While the youth may wonder at first about this woman with bright pink hair who is telling them they need to make a Neko cat or another retro video game character, Lindy knows from her own childhood what it means to have someone around who cares about you and your future. The military was her answer, but she knows that won’t work for everyone.
Lindy Meiser, NASEF Scholastic Fellow and Director of the Pottsboro Public Library
At the Pottsboro Library, Lindy runs the esports tournaments that help the youth of Pottsboro develop even more skills. Rocket League is one of Lindy’s favorite games to use to teach youth more complex subjects. Hidden behind the flying cars and an oversized soccer ball is a lesson in physics and engineering that most youth completely gloss over until it’s revealed to them. At that point, some of them will get upset at Lindy for tricking them, but she views it as a victory because she taught them physics. Overwatch, being a team game, helps the youth with social skills and social-emotional learning. Same with Fortnite, though it also pushes more of the engineering and quick decision-making angle. The tournaments she runs are critical because many of those participants aren’t lucky enough to have high-speed internet or the hardware at home to participate in tournaments on their own.

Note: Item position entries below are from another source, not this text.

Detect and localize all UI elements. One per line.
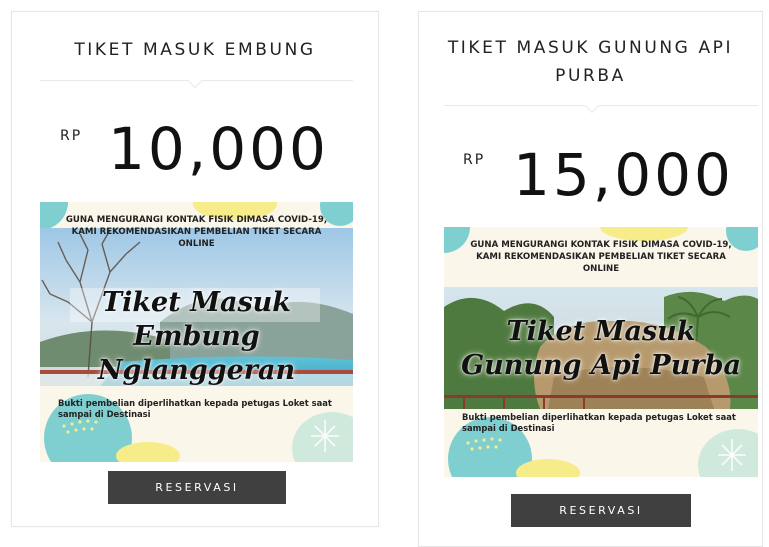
price-currency: RP [463, 152, 486, 168]
ticket-poster-image: GUNA MENGURANGI KONTAK FISIK DIMASA COVI… [40, 202, 353, 462]
price-amount: 15,000 [513, 141, 734, 209]
poster-footer-text: Bukti pembelian diperlihatkan kepada pet… [462, 412, 736, 433]
poster-title-line1: Tiket Masuk [101, 287, 292, 318]
divider-notch [187, 73, 203, 89]
poster-header-text: GUNA MENGURANGI KONTAK FISIK DIMASA COVI… [65, 215, 328, 249]
poster-header-text: GUNA MENGURANGI KONTAK FISIK DIMASA COVI… [470, 240, 732, 274]
divider-notch [584, 98, 600, 114]
card-title: TIKET MASUK GUNUNG API PURBA [447, 38, 734, 86]
card-title: TIKET MASUK EMBUNG [74, 40, 316, 60]
poster-title-line2: Embung Nglanggeran [97, 321, 296, 386]
price-currency: RP [60, 128, 83, 144]
reservasi-button[interactable]: RESERVASI [511, 494, 691, 527]
poster-title-line1: Tiket Masuk [506, 316, 696, 347]
poster-title: Tiket Masuk Embung Nglanggeran [40, 286, 353, 388]
price-amount: 10,000 [108, 115, 329, 183]
title-divider [444, 105, 758, 106]
ticket-card-embung: TIKET MASUK EMBUNG RP 10,000 GUNA MENGUR… [11, 11, 379, 527]
poster-footer-text: Bukti pembelian diperlihatkan kepada pet… [58, 398, 332, 419]
reservasi-button[interactable]: RESERVASI [108, 471, 286, 504]
ticket-card-gunung-api-purba: TIKET MASUK GUNUNG API PURBA RP 15,000 G… [418, 11, 763, 547]
ticket-poster-image: GUNA MENGURANGI KONTAK FISIK DIMASA COVI… [444, 227, 758, 477]
poster-title-line2: Gunung Api Purba [461, 350, 741, 381]
poster-title: Tiket Masuk Gunung Api Purba [444, 315, 758, 383]
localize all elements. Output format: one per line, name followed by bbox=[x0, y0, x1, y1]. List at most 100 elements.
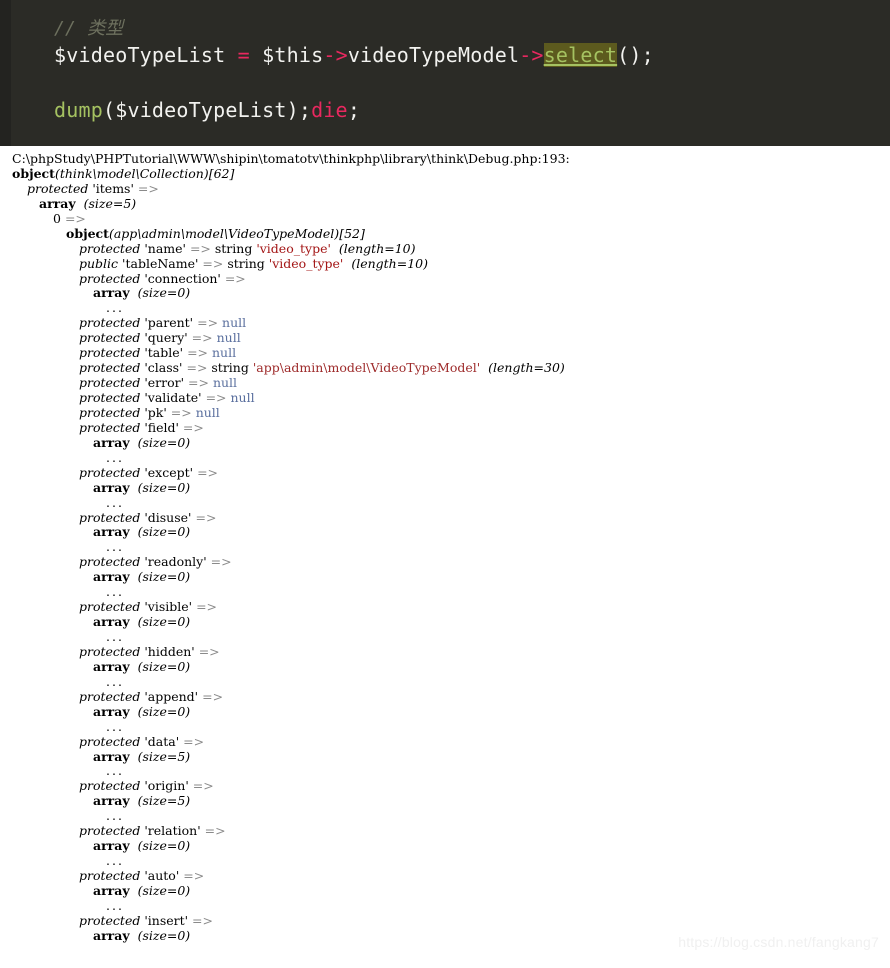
dump-token-size: (size=0) bbox=[129, 434, 191, 450]
dump-token-array: array bbox=[93, 882, 130, 898]
code-token-op: = bbox=[237, 42, 250, 67]
code-token-plain: (); bbox=[617, 42, 654, 67]
dump-token-dots: ... bbox=[106, 494, 124, 510]
dump-token-arrow: => bbox=[205, 390, 227, 405]
dump-line: array (size=0) bbox=[0, 704, 890, 720]
dump-token-mod: protected bbox=[27, 180, 89, 196]
dump-line: array (size=0) bbox=[0, 569, 890, 585]
dump-token-str: 'video_type' bbox=[256, 240, 331, 256]
dump-line: ... bbox=[0, 763, 890, 779]
code-token-sel[interactable]: select bbox=[543, 42, 618, 67]
dump-token-id: [62] bbox=[208, 165, 235, 181]
dump-token-array: array bbox=[93, 285, 130, 301]
dump-token-type: string bbox=[223, 255, 269, 271]
dump-line: array (size=0) bbox=[0, 285, 890, 301]
dump-token-mod: protected bbox=[79, 240, 141, 256]
code-line-blank bbox=[54, 69, 654, 97]
dump-token-key: 'auto' bbox=[140, 868, 184, 883]
dump-token-key: 'pk' bbox=[140, 404, 171, 420]
dump-token-size: (size=0) bbox=[129, 524, 191, 540]
dump-token-mod: public bbox=[79, 255, 119, 271]
dump-token-mod: protected bbox=[79, 688, 141, 704]
dump-token-len: (length=10) bbox=[343, 255, 428, 271]
dump-token-len: (length=30) bbox=[480, 360, 565, 376]
dump-line: protected 'readonly' => bbox=[0, 554, 890, 570]
dump-token-dots: ... bbox=[106, 584, 124, 600]
dump-line: ... bbox=[0, 450, 890, 466]
dump-token-dots: ... bbox=[106, 629, 124, 644]
dump-line: ... bbox=[0, 898, 890, 914]
dump-token-arrow: => bbox=[189, 240, 211, 256]
dump-token-key: 'visible' bbox=[140, 599, 197, 615]
code-editor-block: // 类型 $videoTypeList = $this->videoTypeMo… bbox=[0, 0, 890, 146]
code-token-plain: ; bbox=[347, 97, 361, 122]
dump-token-mod: protected bbox=[79, 345, 141, 361]
dump-token-null: null bbox=[191, 404, 220, 420]
dump-token-mod: protected bbox=[79, 375, 141, 391]
dump-token-mod: protected bbox=[79, 823, 141, 839]
dump-line: array (size=0) bbox=[0, 614, 890, 630]
dump-token-key: 'hidden' bbox=[140, 643, 199, 659]
dump-token-key: 'connection' bbox=[140, 270, 225, 286]
dump-token-size: (size=5) bbox=[129, 748, 191, 764]
dump-token-mod: protected bbox=[79, 733, 141, 749]
dump-token-id: [52] bbox=[339, 225, 365, 241]
dump-line: ... bbox=[0, 494, 890, 511]
code-token-kw: die bbox=[311, 97, 348, 122]
dump-token-null: null bbox=[212, 330, 241, 346]
dump-token-arrow: => bbox=[191, 330, 213, 346]
dump-token-mod: protected bbox=[79, 554, 141, 570]
dump-token-mod: protected bbox=[79, 464, 141, 480]
dump-token-array: array bbox=[93, 524, 130, 540]
code-token-arrow: -> bbox=[519, 42, 544, 67]
dump-line: protected 'items' => bbox=[0, 180, 890, 197]
dump-token-array: array bbox=[93, 569, 130, 585]
dump-token-key: 'name' bbox=[140, 240, 190, 256]
dump-token-null: null bbox=[208, 375, 238, 391]
dump-token-str: 'video_type' bbox=[268, 255, 344, 271]
dump-token-class: (app\admin\model\VideoTypeModel) bbox=[108, 225, 340, 241]
dump-token-key: 'except' bbox=[140, 464, 198, 480]
dump-token-arrow: => bbox=[224, 270, 246, 286]
dump-token-arrow: => bbox=[192, 912, 213, 928]
code-token-comment: // 类型 bbox=[54, 18, 124, 39]
dump-line: protected 'origin' => bbox=[0, 778, 890, 794]
dump-token-dots: ... bbox=[106, 808, 124, 824]
dump-line: ... bbox=[0, 853, 890, 869]
dump-token-arrow: => bbox=[210, 554, 232, 570]
dump-token-mod: protected bbox=[79, 360, 141, 376]
code-lines-container: // 类型 $videoTypeList = $this->videoTypeMo… bbox=[54, 14, 654, 124]
dump-token-dots: ... bbox=[106, 300, 124, 316]
dump-token-mod: protected bbox=[79, 270, 141, 286]
dump-line: protected 'class' => string 'app\admin\m… bbox=[0, 360, 890, 376]
dump-line: protected 'table' => null bbox=[0, 345, 890, 361]
dump-token-arrow: => bbox=[188, 375, 209, 391]
dump-token-key: 'data' bbox=[140, 733, 184, 749]
dump-token-dots: ... bbox=[106, 763, 124, 779]
dump-token-array: array bbox=[93, 838, 130, 854]
dump-token-key: 'tableName' bbox=[118, 255, 203, 271]
dump-token-arrow: => bbox=[137, 180, 159, 196]
dump-token-mod: protected bbox=[79, 868, 141, 883]
dump-token-key: 'append' bbox=[140, 688, 203, 704]
dump-line: ... bbox=[0, 808, 890, 824]
dump-token-dots: ... bbox=[106, 853, 124, 869]
dump-token-mod: protected bbox=[79, 778, 141, 794]
dump-token-key: 'relation' bbox=[140, 823, 205, 839]
dump-line: public 'tableName' => string 'video_type… bbox=[0, 255, 890, 272]
dump-token-size: (size=0) bbox=[129, 285, 191, 301]
dump-line: protected 'except' => bbox=[0, 464, 890, 481]
dump-line: ... bbox=[0, 539, 890, 555]
dump-token-arrow: => bbox=[192, 778, 214, 794]
dump-line: ... bbox=[0, 300, 890, 316]
dump-token-arrow: => bbox=[204, 823, 226, 839]
dump-line: ... bbox=[0, 629, 890, 645]
dump-token-key: 'error' bbox=[140, 375, 189, 391]
dump-line: protected 'query' => null bbox=[0, 330, 890, 346]
dump-token-arrow: => bbox=[202, 255, 224, 271]
dump-token-size: (size=0) bbox=[129, 569, 191, 585]
dump-token-key: 'table' bbox=[140, 345, 188, 361]
dump-token-key: 'class' bbox=[140, 360, 187, 376]
code-token-plain: videoTypeModel bbox=[347, 42, 520, 67]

In addition to everything Lindy is already doing, she is preparing 31 scholarships for youth coming out of these facilities to the local community college that is within walking distance. Finally, she is working with NASEF on a curriculum that can be implemented in correctional facilities; we’ll let her tell you how she feels about it:
“I swear until I have no breath left in me that I will fight until I can get this [curriculum] in these facilities. I’m starting with Texas because that’s where I live, but this needs to grow! We’re bringing the kids a program that’s fun, in a video game environment they love, to teach them job skills they can use right away. These kids need someone who understands them and cares about them and their futures. I’m starting with me and the kids in Texas, but I foresee a day when esports and 3D printing will literally change the future for kids everywhere with no other pathway or hope. That’s amazing — and I can’t wait till it’s reality!”